Of course, my referee's request also came with the implication that, unless absolutely required, the letter provided would be a generic letter untailored to any specific institution. More recently, I've noticed that The Professor Is In has decried Interfolio for exactly this reason, since it seems to encourage referees to phone in generic letters instead of tailoring their rhetoric to each school. I'm sympathetic to this argument, but I'm also sympathetic to the reality that professors have a lot of balls to keep in the air, and it's kind of nuts to expect them to tailor letters for every candidate they support when every one might have sixty jobs or more on their dance card.

Incidentally, this is the first year since I was an ABD when my referees are (supposedly) tailoring all my letters and sending them independently. We shall see how this works out...

Historiann said...

WAIT a minute--I want to hear from Flavia about the results of her google searches of job candidates "like the guy who claimed to have written or have under contract three books with a press I'd never heard of on a writer I'd never heard of. Or the guy who had 12 publications dated to the current calendar year." I want to know what she found out--doesn't everyone else?

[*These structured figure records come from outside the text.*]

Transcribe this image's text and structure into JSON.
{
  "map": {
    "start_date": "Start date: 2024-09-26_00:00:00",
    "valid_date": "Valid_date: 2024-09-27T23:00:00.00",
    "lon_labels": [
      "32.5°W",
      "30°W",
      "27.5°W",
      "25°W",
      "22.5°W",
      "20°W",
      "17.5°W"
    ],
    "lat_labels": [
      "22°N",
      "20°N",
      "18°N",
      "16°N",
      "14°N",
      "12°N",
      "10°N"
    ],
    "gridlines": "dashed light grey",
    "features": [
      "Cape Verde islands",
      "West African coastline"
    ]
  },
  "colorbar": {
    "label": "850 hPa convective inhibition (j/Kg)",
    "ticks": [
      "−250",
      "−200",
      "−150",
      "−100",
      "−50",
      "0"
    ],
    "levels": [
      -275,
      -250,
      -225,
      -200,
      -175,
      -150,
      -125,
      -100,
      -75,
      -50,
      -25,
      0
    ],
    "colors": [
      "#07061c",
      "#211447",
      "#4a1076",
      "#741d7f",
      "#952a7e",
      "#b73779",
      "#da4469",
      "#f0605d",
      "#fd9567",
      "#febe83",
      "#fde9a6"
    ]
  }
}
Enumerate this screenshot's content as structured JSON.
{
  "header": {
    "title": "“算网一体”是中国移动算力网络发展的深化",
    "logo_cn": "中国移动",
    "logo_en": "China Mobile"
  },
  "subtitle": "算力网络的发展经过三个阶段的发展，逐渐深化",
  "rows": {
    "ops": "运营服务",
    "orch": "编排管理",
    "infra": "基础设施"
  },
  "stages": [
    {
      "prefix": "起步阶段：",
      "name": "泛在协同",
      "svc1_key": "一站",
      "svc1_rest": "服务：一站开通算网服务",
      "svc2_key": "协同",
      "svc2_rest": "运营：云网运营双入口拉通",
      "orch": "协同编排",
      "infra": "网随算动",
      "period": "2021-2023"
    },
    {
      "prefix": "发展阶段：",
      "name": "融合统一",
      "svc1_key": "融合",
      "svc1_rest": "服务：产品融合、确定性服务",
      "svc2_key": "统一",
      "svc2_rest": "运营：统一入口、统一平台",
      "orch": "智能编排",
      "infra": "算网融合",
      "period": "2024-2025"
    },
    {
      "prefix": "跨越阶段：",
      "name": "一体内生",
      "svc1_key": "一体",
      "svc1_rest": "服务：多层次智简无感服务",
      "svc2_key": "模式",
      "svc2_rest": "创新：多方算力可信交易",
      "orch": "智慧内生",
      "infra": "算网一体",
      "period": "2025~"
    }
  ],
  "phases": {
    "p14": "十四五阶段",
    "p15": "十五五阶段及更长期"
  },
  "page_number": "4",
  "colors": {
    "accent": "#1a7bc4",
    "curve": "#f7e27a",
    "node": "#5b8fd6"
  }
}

Notorious, I think you've covered it all. I agree with you that Skype serves both institutions and job candidates much better than the old AHA interviews ever did. Who wants to fly to some godforsaken cold North American city in January at the beginning of another semester? NOT ME!

(If the AHA and MLA insist on meeting in January, why can't we meet in a rotation of Miami, Houston, Phoenix, LA/San Diego, and San Francisco? Why, Santy Claus, why?)

Dr. Koshary said...

Yes, what Historiann said. What's up with the guys who set off your BS detector?

Flavia said...

Historiann & Dr. K:

The Google searches were inconclusive. One candidate wasn't really right for the position anyway, so it didn't matter. The other I *think* we interviewed, even though there were some other potentially odd things on his vita. And if I'm right about who it was, he turned out to be CREEPTASTIC. Hard to put a finger on what was wrong, but when he left the room we were all totally unnerved and agreed that he might actually have been Ted Bundy.

But to the larger question about candidates' online presence: I agree that you should definitely clean up/clarify everything you can--but don't stress out about the things you can't.

We had a finalist for a different search about whom Google revealed something peculiar (because yes, Notorious: I think most of my department DOES Google finalists!). Let's call it an unusual prior job, or a sideline, or a hobby; it's in that category. It's something many educational elites would regard as pretty cheesy or tacky, and it's not unrelated to the skills a humanities professor uses--so in theory someone could have used it to cast doubt on this candidate's taste or judgement.

But it just wasn't relevant, and though lots of us had apparently found it out, no one raised it beyond private "well! whaddaya know?" conversations. The candidate had strong credentials and gave a strong interview, and s/he wound up being our first choice (though s/he turned us down).

I'm not saying that's how it always plays out. But the people who are most likely to leverage dubious/equivocal Google evidence against your candidacy are those who are already hostile (to you, to the kind of stuff you work on, or to the search itself).

Susan said...

My experience is that *someone* always googles, though it's usually not me. I don't think of it! What's really weird is when people with distinctive names have public Book of the Face profiles. HINT: If you're on the job market, check your privacy settings.